Not really. But will the cure be heard the way that the 32-year-old Chali heard De La Soul or Big Daddy Kane in his youth? After all, Jurassic 5's fan base remains mostly white, and breaking out of that box will be a challenge. "I won't say it's been tough, but . . . yeah, it has. But, I mean, I don't mind. I can't ask for the audience. We can only push to see what happens, you know what I mean?"

Chali also hints at greater reasons for continuing to preach the old-school testament. His refusal of gangster life, it turns out, didn't result from the high road of privilege, but from a trying personal struggle.

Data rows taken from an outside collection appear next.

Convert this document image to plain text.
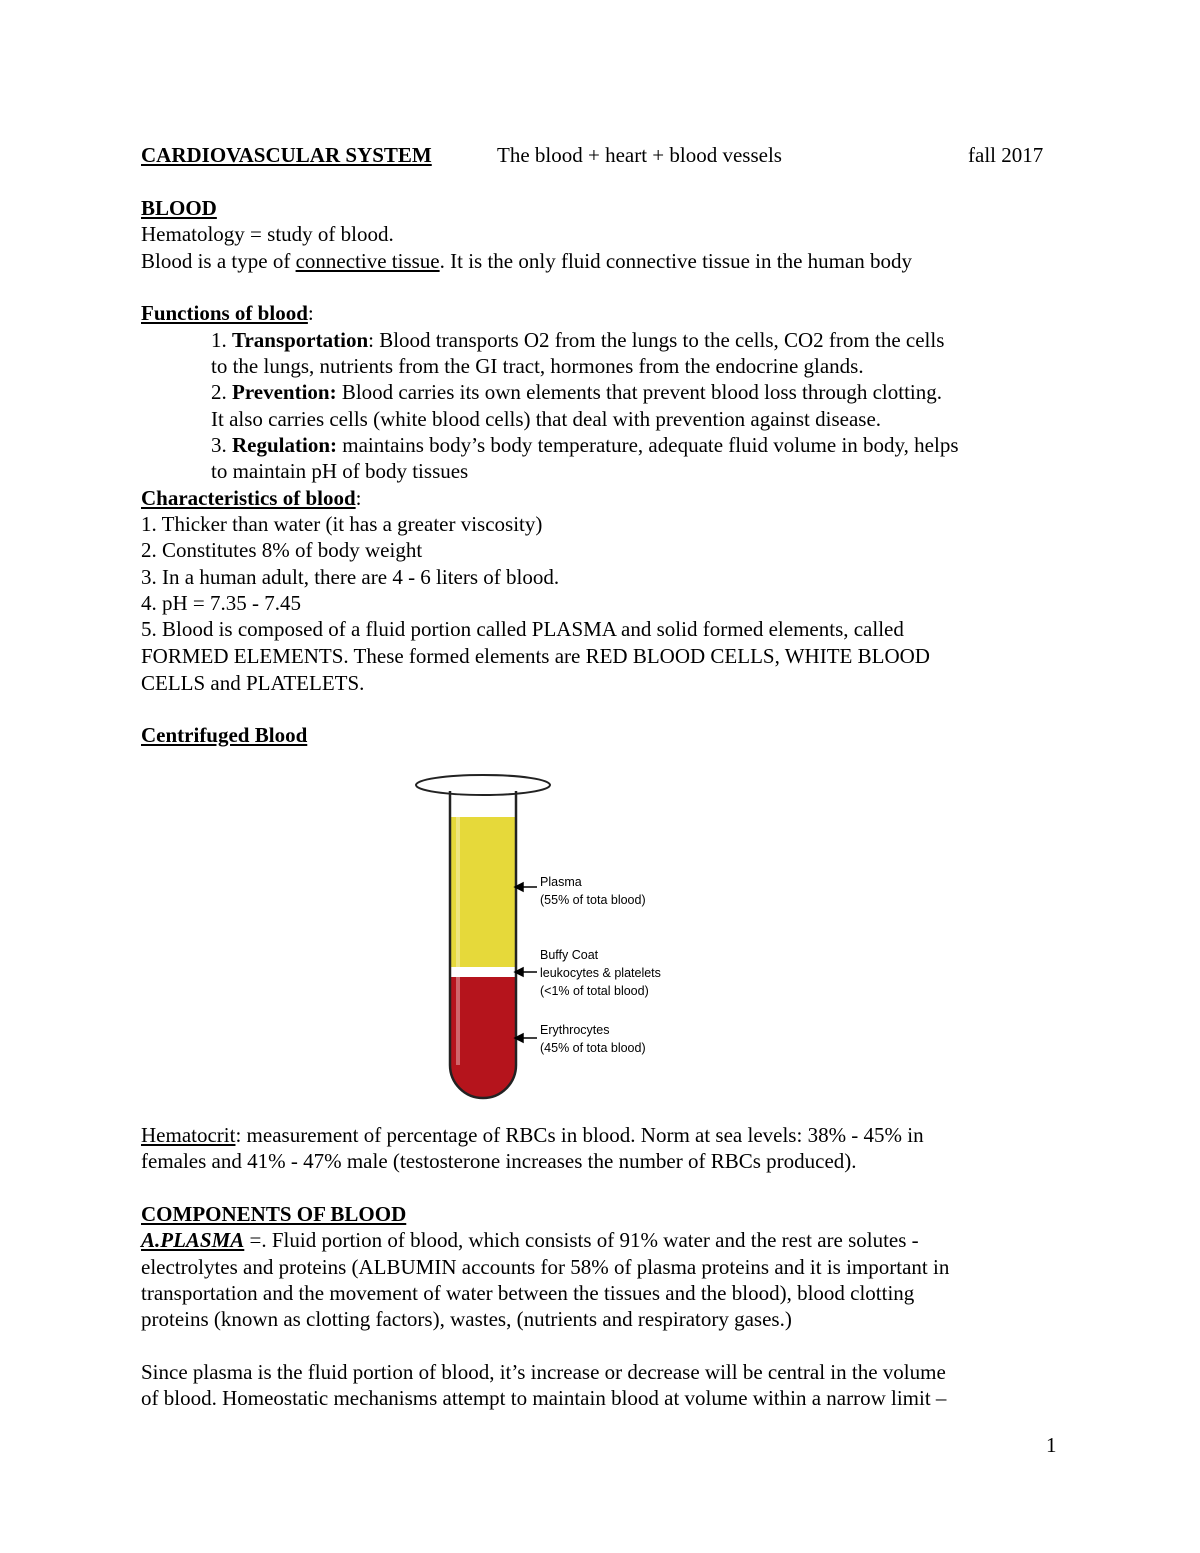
CARDIOVASCULAR SYSTEM	The blood + heart + blood vessels	fall 2017
BLOOD
Hematology = study of blood.
Blood is a type of connective tissue. It is the only fluid connective tissue in the human body
Functions of blood:
1. Transportation: Blood transports O2 from the lungs to the cells, CO2 from the cells
to the lungs, nutrients from the GI tract, hormones from the endocrine glands.
2. Prevention: Blood carries its own elements that prevent blood loss through clotting.
It also carries cells (white blood cells) that deal with prevention against disease.
3. Regulation: maintains body’s body temperature, adequate fluid volume in body, helps
to maintain pH of body tissues
Characteristics of blood:
1. Thicker than water (it has a greater viscosity)
2. Constitutes 8% of body weight
3. In a human adult, there are 4 - 6 liters of blood.
4. pH = 7.35 - 7.45
5. Blood is composed of a fluid portion called PLASMA and solid formed elements, called
FORMED ELEMENTS. These formed elements are RED BLOOD CELLS, WHITE BLOOD
CELLS and PLATELETS.
Centrifuged Blood
Plasma
(55% of tota blood)
Buffy Coat
leukocytes & platelets
(<1% of total blood)
Erythrocytes
(45% of tota blood)
Hematocrit: measurement of percentage of RBCs in blood. Norm at sea levels: 38% - 45% in
females and 41% - 47% male (testosterone increases the number of RBCs produced).
COMPONENTS OF BLOOD
A.PLASMA =. Fluid portion of blood, which consists of 91% water and the rest are solutes -
electrolytes and proteins (ALBUMIN accounts for 58% of plasma proteins and it is important in
transportation and the movement of water between the tissues and the blood), blood clotting
proteins (known as clotting factors), wastes, (nutrients and respiratory gases.)
Since plasma is the fluid portion of blood, it’s increase or decrease will be central in the volume
of blood. Homeostatic mechanisms attempt to maintain blood at volume within a narrow limit –
1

"I come from a poor, one-parent household. I was able to move to California with my grandmother while my mother still stayed in Chicago, struggling you know what I mean? One of my best friends got killed like, I don't know, three feet from me. And one of my older cousins got locked up, man, six years, federal pen. That shit kind of was a sign for me and to show me that I shouldn't be there. I was posed with the question, 'Do you want to stay here with your mom or do you want to go to L.A. with your grandma?' I left."

Chali 2na hasn't stopped moving, and Jurassic 5 is taking along anyone willing to follow.